Rome  (© 2023 Afriquinfos)- L’ex-chef de Gouvernement italien, Silvio Berlusconi, sulfureux milliardaire, aussi célèbre pour ses manœuvres politiques que pour ses démêlés judiciaires et ses frasques sexuelles, est mort lundi à 86 ans. Dans le monde labyrinthique de la politique italienne, Silvio Berlusconi était le plus grand affairiste, un homme qui fusionnait les affaires et la vie publique comme personne d’autre. Il n’était pas non plus un inconnu sur le continent africain.
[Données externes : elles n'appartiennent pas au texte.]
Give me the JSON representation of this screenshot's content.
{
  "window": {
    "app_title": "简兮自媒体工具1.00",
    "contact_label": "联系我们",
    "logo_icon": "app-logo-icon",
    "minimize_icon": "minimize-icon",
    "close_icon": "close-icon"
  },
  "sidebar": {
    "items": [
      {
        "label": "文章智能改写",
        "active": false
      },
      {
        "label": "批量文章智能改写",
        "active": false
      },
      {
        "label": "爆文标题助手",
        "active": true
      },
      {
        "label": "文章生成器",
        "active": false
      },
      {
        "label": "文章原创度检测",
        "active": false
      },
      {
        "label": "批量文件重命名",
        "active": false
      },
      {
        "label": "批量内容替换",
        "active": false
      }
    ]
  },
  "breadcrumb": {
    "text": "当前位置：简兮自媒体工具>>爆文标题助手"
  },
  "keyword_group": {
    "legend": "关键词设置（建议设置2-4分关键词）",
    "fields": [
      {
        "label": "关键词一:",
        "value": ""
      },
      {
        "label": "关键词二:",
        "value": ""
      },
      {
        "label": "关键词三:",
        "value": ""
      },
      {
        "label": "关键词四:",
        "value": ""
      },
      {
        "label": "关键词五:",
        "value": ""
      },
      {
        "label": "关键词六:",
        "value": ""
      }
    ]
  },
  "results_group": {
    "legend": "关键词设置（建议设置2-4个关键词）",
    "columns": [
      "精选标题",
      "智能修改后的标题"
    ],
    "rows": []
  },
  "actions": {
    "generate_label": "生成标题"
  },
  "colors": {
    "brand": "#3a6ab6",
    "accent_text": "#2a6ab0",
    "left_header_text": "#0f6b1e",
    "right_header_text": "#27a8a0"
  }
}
En août 2008, Silvio Berlusconi encore relativement sémillant Chef du gouvernement italien – il est alors âgé de 72 ans –, et le colonel Mouammar Kadhafi, chef de l’État libyen, échangent sourires et amabilités sous le regard des caméras. Le moment est ‘’historique’’. Berlusconi et Kadhafi viennent en effet de signer un traité ‘’d’amitié, de partenariat et de coopération’’ qui a pour vocation de ‘’fermer définitivement une phase du passé’’.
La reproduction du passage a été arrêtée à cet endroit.